Help with cubic functions?

P(x) = x³ + ax² - x + b
Since P(x) is divisible be x – 1, p(1) = 0
Since P(x) is divisible be x + 3, p(–3) = 0
p(1) = (1)³ + a(1)² - (1) + b = 0
1 + a - 1 + b = 0
a + b = 0 Eq. (1)
p(–3) = (–3)³ + a(–3)² – (–3) + b = 0
–27 + 9a + 3 + b = 0
9a + b = 24 Eq. (2)

9a + b = 24 Eq. (2)
a + b = 0 Eq. (1)
----subtract------------------
8a = 24
a = 24/8 = 3

9a + 9b = 0 Eq. (1) x 9
9a + b = 24 Eq. (2)
---subtract------------------
8b = –24
b = –24/8 = –3

(a, b) = (3, –3)

p(x) = x³ + 3x² – x – 3
p(x) = x²(x + 3) – (x + 3)
p(x) = (x + 3)(x² – 1)
p(x) = (x + 3)(x + 1)(x – 1)

Since (x-1) and (x+3) are factors,
So P(x) = x^3 + ax^2 - x + b
can be written as P(x) = (x-1)(x+3)(x+c)
where (x+c) is the third factor.

Noted that each term of the polynomials forming an equation below:
for x^0: b = (-1)(3)(c) = -3c....--------- equation (1)
for x^1: -1 = (-1)(3) + (3)c + (-1)c
...... => -1 = -3 + 2c
...... => c = 1....---------------------------- equation (2)
from equation 1, => b = -3
for x^2: a = (-1) + (3) + c
...........a = 2 + c, ....--------------------- equation (3)
from equation 2, a = 3

So P(x) = x^3 + 3x^2 -x -3

It's pretty simple.Substitute 1 in x, to get a+b=0 or a = -b.Then substitute 3 in x to get, 9a+b+24.Now put a= -b and solve the equation to find b and use that value to get a.Hope you got it.Good luck.

Since we know that it's divisible by x - 1 an d x + 3, the remainders must be zero.
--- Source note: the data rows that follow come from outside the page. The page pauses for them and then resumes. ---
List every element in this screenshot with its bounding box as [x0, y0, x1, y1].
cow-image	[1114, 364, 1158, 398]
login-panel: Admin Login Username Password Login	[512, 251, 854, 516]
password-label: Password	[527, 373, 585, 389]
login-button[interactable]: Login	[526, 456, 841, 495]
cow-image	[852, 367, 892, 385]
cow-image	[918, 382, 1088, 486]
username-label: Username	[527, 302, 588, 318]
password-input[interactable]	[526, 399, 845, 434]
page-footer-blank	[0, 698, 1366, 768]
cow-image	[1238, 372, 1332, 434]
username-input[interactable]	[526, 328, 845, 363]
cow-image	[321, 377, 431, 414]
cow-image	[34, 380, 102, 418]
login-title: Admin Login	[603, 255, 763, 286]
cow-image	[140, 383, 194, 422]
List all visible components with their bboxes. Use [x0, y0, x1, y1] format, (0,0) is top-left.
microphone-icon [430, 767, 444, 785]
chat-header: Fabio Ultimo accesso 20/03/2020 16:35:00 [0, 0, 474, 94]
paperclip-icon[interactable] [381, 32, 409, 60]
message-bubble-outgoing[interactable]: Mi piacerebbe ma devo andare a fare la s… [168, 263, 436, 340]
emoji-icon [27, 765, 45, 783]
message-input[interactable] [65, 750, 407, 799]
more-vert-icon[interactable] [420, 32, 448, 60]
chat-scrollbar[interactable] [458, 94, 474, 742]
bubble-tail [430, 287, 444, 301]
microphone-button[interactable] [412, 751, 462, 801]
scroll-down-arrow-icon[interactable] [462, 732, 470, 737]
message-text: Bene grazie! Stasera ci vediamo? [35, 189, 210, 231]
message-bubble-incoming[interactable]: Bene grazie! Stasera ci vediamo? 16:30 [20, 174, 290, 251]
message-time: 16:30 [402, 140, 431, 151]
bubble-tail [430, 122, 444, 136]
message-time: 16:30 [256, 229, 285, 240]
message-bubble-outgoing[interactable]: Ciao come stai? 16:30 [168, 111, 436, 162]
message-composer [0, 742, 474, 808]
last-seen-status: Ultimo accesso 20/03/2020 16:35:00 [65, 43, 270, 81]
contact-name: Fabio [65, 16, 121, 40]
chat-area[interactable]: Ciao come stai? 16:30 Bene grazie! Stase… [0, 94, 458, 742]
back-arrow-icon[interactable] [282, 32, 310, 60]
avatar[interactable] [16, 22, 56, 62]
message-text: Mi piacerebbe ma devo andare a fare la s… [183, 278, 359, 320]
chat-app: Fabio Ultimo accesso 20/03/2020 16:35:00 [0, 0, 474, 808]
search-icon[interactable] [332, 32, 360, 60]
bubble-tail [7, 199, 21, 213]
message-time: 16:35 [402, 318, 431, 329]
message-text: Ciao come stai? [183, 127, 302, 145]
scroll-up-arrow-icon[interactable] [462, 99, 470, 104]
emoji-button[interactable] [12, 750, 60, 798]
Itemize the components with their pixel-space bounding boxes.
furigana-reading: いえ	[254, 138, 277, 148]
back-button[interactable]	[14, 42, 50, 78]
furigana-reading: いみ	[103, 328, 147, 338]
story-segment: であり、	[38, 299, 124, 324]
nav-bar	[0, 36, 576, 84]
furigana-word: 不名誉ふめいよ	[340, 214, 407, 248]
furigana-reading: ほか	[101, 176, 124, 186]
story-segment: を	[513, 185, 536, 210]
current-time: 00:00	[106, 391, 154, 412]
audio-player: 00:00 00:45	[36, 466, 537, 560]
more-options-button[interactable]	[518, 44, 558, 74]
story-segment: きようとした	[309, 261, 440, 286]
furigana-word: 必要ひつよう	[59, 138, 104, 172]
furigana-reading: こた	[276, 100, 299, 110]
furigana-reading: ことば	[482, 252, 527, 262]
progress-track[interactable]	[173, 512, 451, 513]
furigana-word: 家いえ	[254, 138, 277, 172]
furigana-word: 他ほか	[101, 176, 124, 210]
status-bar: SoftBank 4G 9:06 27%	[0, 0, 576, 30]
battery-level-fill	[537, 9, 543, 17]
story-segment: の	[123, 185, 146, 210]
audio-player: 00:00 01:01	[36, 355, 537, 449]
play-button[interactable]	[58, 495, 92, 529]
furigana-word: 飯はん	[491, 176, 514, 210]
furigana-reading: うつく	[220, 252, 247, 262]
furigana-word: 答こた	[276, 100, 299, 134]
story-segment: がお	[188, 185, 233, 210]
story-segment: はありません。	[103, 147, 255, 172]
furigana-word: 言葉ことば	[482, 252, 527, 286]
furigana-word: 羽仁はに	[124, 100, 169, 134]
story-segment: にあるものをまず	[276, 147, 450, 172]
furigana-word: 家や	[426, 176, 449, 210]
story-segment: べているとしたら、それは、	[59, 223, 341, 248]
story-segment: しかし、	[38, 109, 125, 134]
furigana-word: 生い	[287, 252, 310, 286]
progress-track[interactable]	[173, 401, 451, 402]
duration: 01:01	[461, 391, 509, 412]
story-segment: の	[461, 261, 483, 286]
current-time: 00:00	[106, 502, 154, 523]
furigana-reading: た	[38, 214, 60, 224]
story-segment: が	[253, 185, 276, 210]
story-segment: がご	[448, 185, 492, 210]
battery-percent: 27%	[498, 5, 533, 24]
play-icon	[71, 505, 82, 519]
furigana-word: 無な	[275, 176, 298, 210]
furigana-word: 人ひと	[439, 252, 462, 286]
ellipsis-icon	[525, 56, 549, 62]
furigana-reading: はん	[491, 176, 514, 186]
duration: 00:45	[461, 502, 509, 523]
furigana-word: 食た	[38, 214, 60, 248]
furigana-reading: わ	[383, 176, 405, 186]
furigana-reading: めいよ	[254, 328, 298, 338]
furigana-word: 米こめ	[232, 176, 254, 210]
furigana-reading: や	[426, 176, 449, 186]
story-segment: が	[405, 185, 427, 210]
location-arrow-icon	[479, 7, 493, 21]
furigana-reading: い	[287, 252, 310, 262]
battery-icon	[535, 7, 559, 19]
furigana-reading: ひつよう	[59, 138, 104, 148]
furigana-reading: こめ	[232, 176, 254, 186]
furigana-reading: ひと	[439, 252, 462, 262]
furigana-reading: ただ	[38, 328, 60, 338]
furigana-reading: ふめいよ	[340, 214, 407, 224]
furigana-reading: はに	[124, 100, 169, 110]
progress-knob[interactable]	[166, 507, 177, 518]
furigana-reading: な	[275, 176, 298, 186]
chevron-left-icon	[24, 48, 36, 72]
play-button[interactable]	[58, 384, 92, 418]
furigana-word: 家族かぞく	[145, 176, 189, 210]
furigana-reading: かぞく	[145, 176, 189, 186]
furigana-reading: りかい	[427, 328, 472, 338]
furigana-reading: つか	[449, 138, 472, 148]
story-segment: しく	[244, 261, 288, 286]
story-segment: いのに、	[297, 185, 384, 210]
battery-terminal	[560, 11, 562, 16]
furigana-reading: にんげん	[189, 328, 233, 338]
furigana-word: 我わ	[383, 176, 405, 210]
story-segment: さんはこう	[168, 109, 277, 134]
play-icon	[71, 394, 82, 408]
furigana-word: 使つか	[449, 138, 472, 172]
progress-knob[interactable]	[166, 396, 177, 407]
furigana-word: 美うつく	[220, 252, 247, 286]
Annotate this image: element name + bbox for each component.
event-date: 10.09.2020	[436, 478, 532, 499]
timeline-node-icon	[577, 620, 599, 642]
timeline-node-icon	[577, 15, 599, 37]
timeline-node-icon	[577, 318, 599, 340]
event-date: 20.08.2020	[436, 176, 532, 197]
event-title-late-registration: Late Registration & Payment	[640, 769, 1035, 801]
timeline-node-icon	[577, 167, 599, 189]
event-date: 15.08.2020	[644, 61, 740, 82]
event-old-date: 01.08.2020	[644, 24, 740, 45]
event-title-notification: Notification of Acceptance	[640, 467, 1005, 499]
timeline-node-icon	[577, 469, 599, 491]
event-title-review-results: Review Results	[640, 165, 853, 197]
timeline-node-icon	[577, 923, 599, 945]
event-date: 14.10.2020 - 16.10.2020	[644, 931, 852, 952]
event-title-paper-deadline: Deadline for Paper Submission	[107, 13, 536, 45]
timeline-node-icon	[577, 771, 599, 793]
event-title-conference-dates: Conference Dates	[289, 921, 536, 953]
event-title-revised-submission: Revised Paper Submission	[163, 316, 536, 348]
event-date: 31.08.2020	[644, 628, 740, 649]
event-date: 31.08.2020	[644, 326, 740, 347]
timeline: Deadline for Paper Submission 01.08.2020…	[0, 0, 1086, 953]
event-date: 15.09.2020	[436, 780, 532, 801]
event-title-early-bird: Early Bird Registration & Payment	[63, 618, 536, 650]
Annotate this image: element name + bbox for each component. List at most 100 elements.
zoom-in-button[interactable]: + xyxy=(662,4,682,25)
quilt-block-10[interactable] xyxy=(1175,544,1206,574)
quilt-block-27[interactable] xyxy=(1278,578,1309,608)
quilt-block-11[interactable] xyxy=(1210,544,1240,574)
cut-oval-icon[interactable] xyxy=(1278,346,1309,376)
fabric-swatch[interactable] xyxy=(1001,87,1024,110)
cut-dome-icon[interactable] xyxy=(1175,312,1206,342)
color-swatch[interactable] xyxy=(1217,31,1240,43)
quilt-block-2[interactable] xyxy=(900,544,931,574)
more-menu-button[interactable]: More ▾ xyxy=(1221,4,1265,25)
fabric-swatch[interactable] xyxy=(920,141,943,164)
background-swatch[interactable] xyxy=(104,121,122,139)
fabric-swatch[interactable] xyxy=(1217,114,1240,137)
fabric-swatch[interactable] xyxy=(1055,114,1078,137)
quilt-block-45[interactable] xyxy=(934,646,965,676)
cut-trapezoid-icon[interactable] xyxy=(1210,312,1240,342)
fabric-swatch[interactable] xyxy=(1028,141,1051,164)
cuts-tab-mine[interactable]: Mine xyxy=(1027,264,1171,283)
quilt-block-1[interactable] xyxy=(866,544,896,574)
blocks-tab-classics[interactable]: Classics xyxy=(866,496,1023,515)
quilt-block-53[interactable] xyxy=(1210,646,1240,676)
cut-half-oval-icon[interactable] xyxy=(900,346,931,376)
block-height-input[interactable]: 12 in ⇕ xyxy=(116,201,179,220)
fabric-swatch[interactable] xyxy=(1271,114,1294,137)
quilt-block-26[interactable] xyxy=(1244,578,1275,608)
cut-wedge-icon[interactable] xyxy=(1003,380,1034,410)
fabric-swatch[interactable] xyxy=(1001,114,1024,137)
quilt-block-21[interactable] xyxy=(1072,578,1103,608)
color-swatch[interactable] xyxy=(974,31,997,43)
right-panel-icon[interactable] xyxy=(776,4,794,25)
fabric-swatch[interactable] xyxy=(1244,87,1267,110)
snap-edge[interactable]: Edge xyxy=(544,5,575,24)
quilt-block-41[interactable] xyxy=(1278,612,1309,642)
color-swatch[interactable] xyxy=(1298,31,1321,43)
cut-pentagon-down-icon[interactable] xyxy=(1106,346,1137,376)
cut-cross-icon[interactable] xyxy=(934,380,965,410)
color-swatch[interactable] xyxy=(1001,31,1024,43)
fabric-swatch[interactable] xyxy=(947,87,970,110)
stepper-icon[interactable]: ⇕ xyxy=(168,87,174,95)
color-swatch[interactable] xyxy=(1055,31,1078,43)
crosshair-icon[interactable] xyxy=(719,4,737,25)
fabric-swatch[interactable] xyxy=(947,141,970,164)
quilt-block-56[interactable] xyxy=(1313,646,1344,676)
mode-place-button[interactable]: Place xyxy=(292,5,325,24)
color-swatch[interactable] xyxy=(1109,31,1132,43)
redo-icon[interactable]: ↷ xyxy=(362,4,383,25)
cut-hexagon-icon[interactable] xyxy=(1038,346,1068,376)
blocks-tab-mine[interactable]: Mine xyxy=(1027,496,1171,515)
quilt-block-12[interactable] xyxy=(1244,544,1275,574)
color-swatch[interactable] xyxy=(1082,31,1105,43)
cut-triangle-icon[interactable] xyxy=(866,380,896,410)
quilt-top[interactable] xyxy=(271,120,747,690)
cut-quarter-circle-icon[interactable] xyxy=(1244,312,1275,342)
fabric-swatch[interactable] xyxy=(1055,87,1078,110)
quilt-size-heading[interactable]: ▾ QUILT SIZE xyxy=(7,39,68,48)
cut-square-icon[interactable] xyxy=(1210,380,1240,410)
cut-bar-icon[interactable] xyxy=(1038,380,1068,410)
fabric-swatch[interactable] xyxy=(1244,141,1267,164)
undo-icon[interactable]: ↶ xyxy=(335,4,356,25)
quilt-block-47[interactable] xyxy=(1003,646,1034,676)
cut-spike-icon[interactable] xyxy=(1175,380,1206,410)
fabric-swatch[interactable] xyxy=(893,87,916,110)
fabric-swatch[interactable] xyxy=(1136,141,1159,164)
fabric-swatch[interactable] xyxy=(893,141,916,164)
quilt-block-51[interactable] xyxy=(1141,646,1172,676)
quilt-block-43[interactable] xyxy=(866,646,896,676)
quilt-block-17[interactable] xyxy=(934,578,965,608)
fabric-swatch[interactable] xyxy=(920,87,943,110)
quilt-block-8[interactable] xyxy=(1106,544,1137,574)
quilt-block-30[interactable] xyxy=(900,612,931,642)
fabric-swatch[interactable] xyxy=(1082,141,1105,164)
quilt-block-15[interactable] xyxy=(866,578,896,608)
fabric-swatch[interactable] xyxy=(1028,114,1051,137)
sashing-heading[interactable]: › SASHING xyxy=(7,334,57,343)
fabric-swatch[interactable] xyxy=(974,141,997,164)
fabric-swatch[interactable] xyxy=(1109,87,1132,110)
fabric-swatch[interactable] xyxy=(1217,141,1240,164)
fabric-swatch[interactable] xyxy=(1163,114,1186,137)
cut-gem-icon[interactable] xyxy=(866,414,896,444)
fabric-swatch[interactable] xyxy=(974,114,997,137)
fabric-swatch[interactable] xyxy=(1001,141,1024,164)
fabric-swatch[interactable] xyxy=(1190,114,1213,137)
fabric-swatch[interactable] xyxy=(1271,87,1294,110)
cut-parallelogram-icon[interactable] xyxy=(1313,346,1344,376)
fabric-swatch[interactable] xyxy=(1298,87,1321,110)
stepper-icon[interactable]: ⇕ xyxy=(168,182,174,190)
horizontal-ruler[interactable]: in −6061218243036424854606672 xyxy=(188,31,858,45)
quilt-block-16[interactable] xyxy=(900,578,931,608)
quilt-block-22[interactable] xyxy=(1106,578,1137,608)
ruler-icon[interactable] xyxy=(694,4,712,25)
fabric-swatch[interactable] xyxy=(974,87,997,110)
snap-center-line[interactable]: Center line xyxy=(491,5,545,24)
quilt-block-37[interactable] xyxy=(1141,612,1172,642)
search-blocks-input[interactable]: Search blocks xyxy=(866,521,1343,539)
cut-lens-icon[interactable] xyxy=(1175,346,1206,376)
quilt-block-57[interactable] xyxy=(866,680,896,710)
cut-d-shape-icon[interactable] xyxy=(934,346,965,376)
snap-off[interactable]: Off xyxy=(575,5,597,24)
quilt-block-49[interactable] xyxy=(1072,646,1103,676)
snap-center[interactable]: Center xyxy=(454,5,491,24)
Let's divide through them , see what we get for remainders, then set it to zero and see what happens:

. . . . _x²_+_(a + 1)x_+_a___
x - 1 ) x³ + ax² - x + b
. . . . .x³ - x²
. . . . .----------------
. . . . . . . .(a + 1)x² - x + b
. . . . . . . .(a + 1)x² - (a + 1)x
. . . . . . . .----------------------------
. . . . . . . . . . . . . ax + b
. . . . . . . . . . . . . ax - a
. . . . . . . . . . . . . -----------
. . . . . . . . . . . . . . . . .b + a

So we know that:

b + a = 0

Now, do the same with x + 3 :

. . . . ._x²_+_(a - 3)x_+_(8 - 3a)___
x + 3 ) x³ + ax² - x + b
. . . . . x³ + 3x²
. . . . .----------------
. . . . . . . .(a - 3)x² - x + b
. . . . . . . .(a - 3)x² + 3(a - 3)x
. . . . . . . .----------------------------
. . . . . . . . . . . . . (8 - 3a)x + b
. . . . . . . . . . . . . (8 - 3a)x + 3(8 - 3a)
. . . . . . . . . . . . . -----------
. . . . . . . . . . . . . . . . .b + 9a - 24

Now set that to 0, we get:

b + 9a - 24 = 0
b + 9a = 24

Now we have a system of two equations. solve for a and b:

b + a = 0
b = -a

b + 9a = 24
-a + 9a = 24
8a = 24
a = 3

b = -3

So the function is:

P(x) = x³ + 3x² - x - 3